Et nous avons donc deux mystères de meurtre politiquement avisés et intelligemment complotés – le genre de livres qui invitent au langage vorace de la lecture excessive : compulsif, propulsif, addictif. Mais les inventions presque identiques de Scrivenor et Burr – Durton et Nannine – ressemblent à une sorte d’évasion, un moyen d’éviter les responsabilités de s’engager avec les communautés régionales réelles et complexes de l’Australie.

Comme tant de leurs contemporains, Burr et Scrivenor évoquent des villes qui sont largement dépourvues de l’histoire, de la culture ou même des habitants des Premières Nations. Et leur point de départ commun, une fille blanche disparue, joue dans un trope colonial vicieux : la pureté, la sauvagerie et la noblesse tranquille des pasteurs durs. La vaillante frontière. Ici, une fois de plus, l’arrière-pays australien est réduit à un adversaire malveillant et meurtrier ; un lieu de morsures de serpent et de squelettes; un marigot arrière; un théâtre d’horreur. Le cauchemar de l’Australie. Penser cela autrement reviendrait à affronter les véritables horreurs de notre histoire – tous les autres corps qui sont enterrés dans cette terre rouge.

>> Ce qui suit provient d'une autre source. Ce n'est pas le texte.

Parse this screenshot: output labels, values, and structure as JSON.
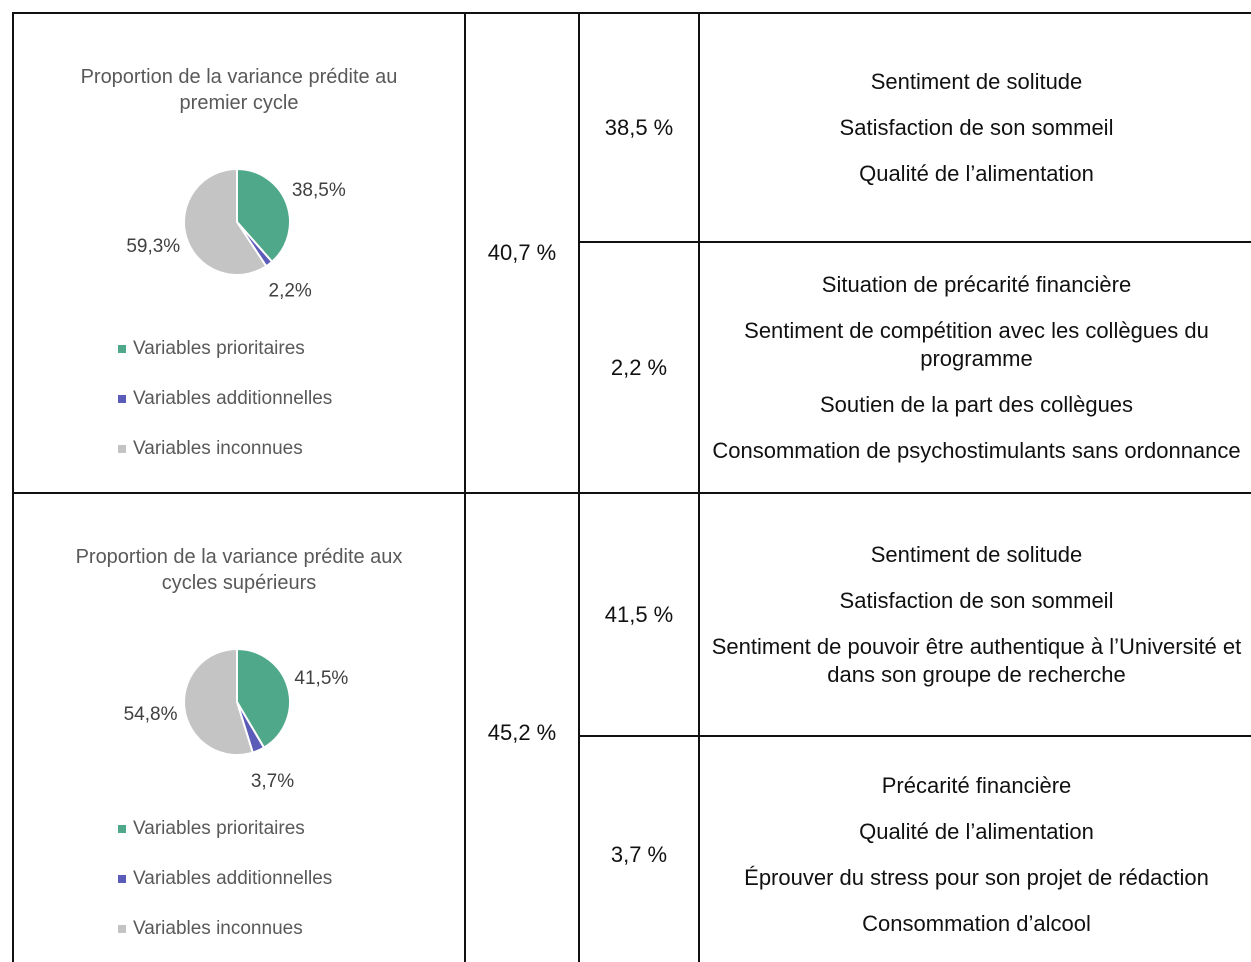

On ne peut nier l’élégance narrative de l’outback noir : comme la grande maison de campagne dans les polars anglais, la ville de brousse permet à un petit casting d’être piégé sur place alors que les secrets et les vendettas sont dévoilés. Mais il est révélateur que les endroits que les écrivains australiens inventent sont souvent si vagues sur le plan géographique – si génériquement dépourvus de caractéristiques, si uniformément désolés – qu’ils pourraient être placés presque n’importe où sur la carte nationale. (« Choisissez une capitale et conduisez huit heures à l’intérieur des terres », explique Peter Papathanasiou, à propos du petit endroit poussiéreux qu’il a inventé pour son tube de 2021, « The Stoning ».) Cela fait un thriller évocateur, mais pour ceux d’entre nous qui ont grandi en Australie éloignée et régionale, ce n’est pas un endroit que nous reconnaissons particulièrement.